Как-то раз ночью мне захотелось увидеть и узнать. Дверь бабушкиной спальни была приоткрыта, в коридоре никого не оказалось. Молодая Мабрука задыхалась на ее лице, бешено вертя узкими бедрами; волосы ее были растрепаны. Сохраняя девственную плеву обезумевшей девчонки, аристократический палец со знанием дела вонзался между округлых ягодиц, в то время как губы почтенной лаллы с безупречным седым шиньоном всасывали ее бутончик. Когда побежденная Мабрука свалилась, удовлетворенная, и прижалась к бабушкиной груди, которая была упругой, несмотря на возраст, бабушка повернулась к двери, где стоял я, и мальчик и уже мужчина, и не таясь подмигнула. Она знала, что я здесь. Я тихо вышел, весь липкий от восхищения ее смелостью. Власть этой необыкновенной старухи до сих пор покоряет меня.

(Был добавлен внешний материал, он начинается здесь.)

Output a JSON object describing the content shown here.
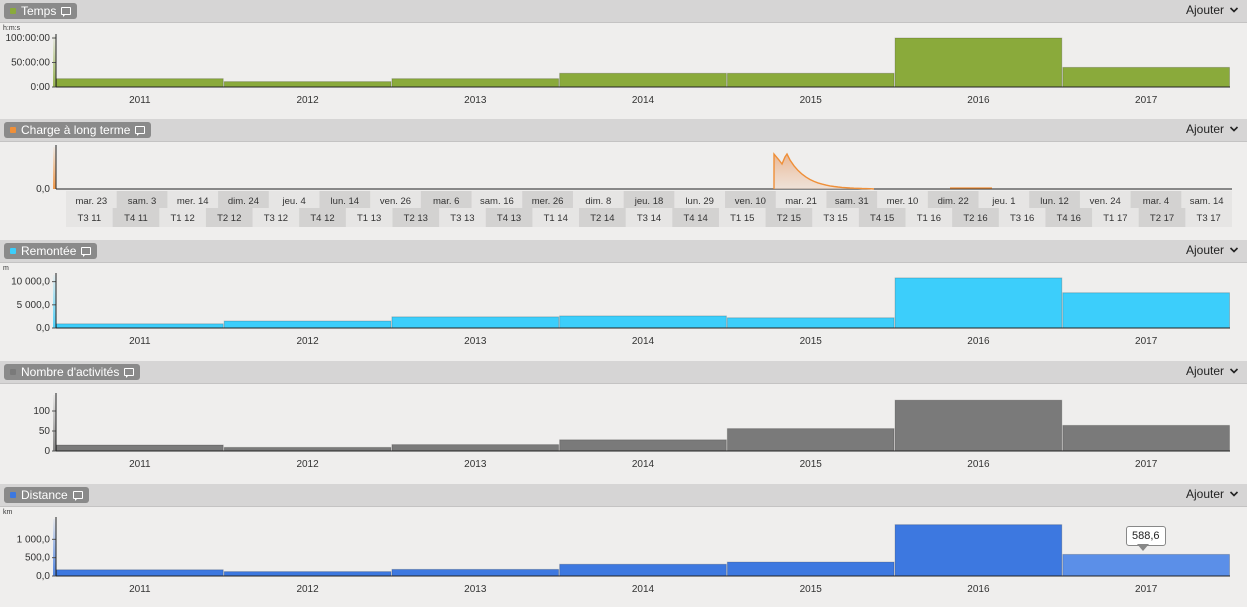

Она дала Мабруке богатое приданое и выдала девчонку замуж за самого работящего из арендаторов-издольщиков. Именно она первая вошла в спальню новобрачных и взяла простыню, запачканную кровью ее девственности наутро после брачной ночи. Она поцеловала Мабруку в лоб и сунула ей под подушку золотой браслет, завернутый в платок. И я был там, я стоял перед брачным ложем в коротких вельветовых штанишках, со смешным галстуком-бабочкой на шее. Я смотрел, как бабушка, по власти уступающая лишь Богу, управляет миром, спокойная и полная знания сердец, знания пути пшеницы и ячменя.

— Лалла Фатима, — простонала молодая Мабрука.

— Тише, — прервала ее бабушка. — Боль пройдет, и мало-помалу ты полюбишь Тухами. Ты должна дать ему много детей, дочь моя. Ты будешь хорошей женой, вот увидишь.

В тот день я понял, что наша любовь — повторение кровосмешения и что между телами не должно быть преград. Разве ты не знала этого?

Знала, конечно, знала. Все познанные мною тела служили только для одного: разрушить перегородку между Дриссом и мной. Это были случайные прохожие — ребяческое, неловкое ученичество. Я хотела сказать ему об этом, но испугалась, как бы он не подумал, что меня запятнали уродливые торопливые совокупления, тогда как до него я никогда не занималась любовью по-настоящему. Не любила по-настоящему. И я не хотела его убивать.